Quand la troisième saison commence, tous ces personnages que l’on avait appris à connaître et apprécier disparaissent et sont remplacés par une nouvelle génération de lycéens. Ce n’est clairement pas le choix le plus simple de la part des créateurs, mais c’est aussi ce qui permet à Skins de se focaliser exclusivement sur ces deux dernières années de lycée et la transition entre l’adolescence et l’âge adulte. On redécouvre ainsi une nouvelle bande et de nouveaux personnages, dans le même cadre et avec l’esprit de la série qui est connu et qui ne nécessite pas d’être présenté à nouveau. Cela permet aux scénaristes de s’éloigner du glauque un peu systématique des deux premières saisons et de se pencher davantage sur la psychologie des personnages en la creusant davantage. Ce duo de saisons est à cet égard plus réussi, avec des histoires plus riches et sérieuses, sans renier l’esprit trash des débuts. On apprécie tout particulièrement le parcours difficile d’Effy, qui évoque les problèmes psychologiques que ces jeunes peuvent rencontrer avec beaucoup de précision. Jamie Brittain et Bryan Elsley donnent parfois un petit peu le sentiment de fairer varier la même recette, avec cette fois un couple lesbien qui cède la place à Maxxie, mais les personnalités et les intrigues sont suffisamment différentes pour que cène soit pas un problème. C’est moins vrai avec la dernière génération, découverte dans la saison 5. On reprend les mêmes et on recommande ? Ce serait injuste de le résumer ainsi et la dernière bande a aussi des idées intéressantes, avec notamment le personnage androgyne de Frankie qui est très réussi. Malgré tout, on commence à toujours retrouver les mêmes ficelles et la répétition des caractères types ou de passages obligés lasse un petit peu. Pour compenser, ces saisons sortent du cadre strict de Bristol, ce qui n’est pas une aussi bonne chose qu’escompté. Tout le développement à partir du Maroc de la sixième saison n’est pas très heureux, en particulier, il semble forcé et casse quelque peu la dynamique de groupe. Si vous aimez l’esprit Skins, ce dernier duo de saisons reste intéressant malgré tout, avec des personnages que l’on finit par apprécier. Par contre, vous pouvez éviter la septième saison, qui reprend quelques personnages marquants des saisons précédentes pour raconter d’autres histoires à Londres. Il ne reste plus rien de l’esprit original et ces trois récits n’apportent vraiment pas grand-chose… autant s’en tenir aux six premières saisons.

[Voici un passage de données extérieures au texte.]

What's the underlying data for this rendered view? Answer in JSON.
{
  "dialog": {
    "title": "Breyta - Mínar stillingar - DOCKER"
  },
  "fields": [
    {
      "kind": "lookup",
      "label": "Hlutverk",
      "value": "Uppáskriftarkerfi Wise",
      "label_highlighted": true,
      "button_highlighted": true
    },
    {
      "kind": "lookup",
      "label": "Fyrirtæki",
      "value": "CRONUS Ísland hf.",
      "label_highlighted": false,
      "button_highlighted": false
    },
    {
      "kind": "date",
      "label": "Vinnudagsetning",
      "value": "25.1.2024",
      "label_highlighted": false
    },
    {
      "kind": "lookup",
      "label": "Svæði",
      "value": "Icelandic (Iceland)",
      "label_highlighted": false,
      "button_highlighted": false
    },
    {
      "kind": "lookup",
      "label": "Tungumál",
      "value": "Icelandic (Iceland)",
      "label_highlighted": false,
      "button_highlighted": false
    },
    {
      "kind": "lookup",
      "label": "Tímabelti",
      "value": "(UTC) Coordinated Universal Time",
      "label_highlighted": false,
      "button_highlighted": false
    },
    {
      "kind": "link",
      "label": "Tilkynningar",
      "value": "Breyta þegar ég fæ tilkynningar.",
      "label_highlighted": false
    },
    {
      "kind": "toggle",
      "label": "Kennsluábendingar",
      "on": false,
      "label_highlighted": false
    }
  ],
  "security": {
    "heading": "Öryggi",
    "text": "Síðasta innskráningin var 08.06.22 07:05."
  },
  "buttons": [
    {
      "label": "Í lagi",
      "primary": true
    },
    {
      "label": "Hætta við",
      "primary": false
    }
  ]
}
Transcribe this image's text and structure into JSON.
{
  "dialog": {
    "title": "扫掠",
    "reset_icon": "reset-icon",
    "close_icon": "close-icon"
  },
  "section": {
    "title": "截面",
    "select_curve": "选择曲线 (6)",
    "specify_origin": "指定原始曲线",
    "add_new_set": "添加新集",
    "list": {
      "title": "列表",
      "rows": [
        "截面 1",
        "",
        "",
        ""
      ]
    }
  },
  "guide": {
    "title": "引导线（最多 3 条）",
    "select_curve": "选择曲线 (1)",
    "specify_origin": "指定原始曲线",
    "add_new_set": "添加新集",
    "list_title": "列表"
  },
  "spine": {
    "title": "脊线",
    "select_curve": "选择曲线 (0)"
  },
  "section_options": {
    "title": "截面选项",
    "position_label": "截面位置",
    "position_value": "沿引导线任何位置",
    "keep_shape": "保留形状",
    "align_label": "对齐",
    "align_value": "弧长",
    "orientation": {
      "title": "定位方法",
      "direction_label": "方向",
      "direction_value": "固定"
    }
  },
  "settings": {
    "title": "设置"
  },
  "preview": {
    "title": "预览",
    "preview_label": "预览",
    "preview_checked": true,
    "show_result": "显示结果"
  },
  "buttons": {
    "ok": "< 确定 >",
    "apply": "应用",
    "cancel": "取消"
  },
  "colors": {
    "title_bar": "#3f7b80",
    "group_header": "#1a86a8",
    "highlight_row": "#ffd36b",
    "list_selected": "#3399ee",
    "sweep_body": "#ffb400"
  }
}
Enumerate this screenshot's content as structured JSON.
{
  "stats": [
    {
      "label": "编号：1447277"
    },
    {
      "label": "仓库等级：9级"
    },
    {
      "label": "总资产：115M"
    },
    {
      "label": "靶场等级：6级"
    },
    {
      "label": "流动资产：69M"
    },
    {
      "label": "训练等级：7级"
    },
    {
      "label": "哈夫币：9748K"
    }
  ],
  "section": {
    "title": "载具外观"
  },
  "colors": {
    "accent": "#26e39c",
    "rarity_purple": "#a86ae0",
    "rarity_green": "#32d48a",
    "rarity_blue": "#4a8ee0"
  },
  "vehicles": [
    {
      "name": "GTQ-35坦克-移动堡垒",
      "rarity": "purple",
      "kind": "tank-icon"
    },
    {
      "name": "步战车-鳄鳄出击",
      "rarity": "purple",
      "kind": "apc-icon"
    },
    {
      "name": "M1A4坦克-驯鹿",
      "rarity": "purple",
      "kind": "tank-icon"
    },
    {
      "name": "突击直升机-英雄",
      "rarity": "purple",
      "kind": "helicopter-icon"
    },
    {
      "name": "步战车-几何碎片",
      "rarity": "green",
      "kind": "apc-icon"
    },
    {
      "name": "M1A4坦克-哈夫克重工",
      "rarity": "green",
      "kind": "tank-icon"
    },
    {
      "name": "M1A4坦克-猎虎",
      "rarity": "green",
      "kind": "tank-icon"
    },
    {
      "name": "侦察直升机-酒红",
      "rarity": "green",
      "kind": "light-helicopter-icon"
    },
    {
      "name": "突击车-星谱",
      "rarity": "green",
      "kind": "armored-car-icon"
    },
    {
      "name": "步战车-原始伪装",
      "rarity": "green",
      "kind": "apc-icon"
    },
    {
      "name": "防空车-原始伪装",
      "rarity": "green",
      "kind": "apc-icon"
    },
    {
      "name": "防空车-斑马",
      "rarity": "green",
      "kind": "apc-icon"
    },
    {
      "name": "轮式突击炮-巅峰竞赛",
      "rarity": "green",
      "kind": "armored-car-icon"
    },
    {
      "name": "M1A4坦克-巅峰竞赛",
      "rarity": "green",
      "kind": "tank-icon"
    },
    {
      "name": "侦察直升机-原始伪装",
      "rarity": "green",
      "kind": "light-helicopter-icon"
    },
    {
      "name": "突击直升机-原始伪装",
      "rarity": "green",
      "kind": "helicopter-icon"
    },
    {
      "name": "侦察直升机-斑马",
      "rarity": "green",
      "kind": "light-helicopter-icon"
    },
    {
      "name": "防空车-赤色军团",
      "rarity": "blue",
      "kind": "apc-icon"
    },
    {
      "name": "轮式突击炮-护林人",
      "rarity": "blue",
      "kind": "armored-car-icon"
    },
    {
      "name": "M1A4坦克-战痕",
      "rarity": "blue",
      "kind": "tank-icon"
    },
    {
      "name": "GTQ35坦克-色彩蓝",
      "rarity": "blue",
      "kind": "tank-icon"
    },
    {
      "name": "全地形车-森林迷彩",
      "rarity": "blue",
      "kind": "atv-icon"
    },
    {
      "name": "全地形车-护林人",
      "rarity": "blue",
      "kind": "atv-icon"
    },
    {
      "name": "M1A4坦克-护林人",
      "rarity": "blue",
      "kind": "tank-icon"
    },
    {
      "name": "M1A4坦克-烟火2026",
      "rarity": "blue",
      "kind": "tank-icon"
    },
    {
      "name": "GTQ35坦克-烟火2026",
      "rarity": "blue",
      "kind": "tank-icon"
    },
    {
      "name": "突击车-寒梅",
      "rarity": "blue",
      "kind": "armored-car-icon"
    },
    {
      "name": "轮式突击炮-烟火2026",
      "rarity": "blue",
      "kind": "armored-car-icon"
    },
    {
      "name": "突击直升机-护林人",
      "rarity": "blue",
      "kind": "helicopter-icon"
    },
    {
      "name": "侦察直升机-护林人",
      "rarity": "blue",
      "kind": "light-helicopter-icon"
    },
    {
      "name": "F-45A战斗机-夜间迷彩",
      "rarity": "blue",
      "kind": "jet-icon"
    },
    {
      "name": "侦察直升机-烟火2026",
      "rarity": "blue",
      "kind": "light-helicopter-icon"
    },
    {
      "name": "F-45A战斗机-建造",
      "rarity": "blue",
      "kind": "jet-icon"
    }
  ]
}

Skins reste une œuvre attachante, malgré ou bien grâce à ses défauts. On sent que ses concepteurs ont cherché à se distinguer au maximum des productions standards de la télévision, quitte à en faire trop, surtout au début. Jamie Brittain et Bryan Elsley trouvent toutefois un bon équilibre par la suite et quand ils laissent à leurs personnages de la place pour exister psychologiquement, ils peuvent créer quelque chose de très beau. En fonction de vos affinités avec tel ou tel personnage, certains épisodes vous paraîtront un peu vides ou longs. C’est inévitable avec une série chorale comme celle-ci, mais avec le recul, les six saisons principales de Skins sont passionnantes et méritent le détour.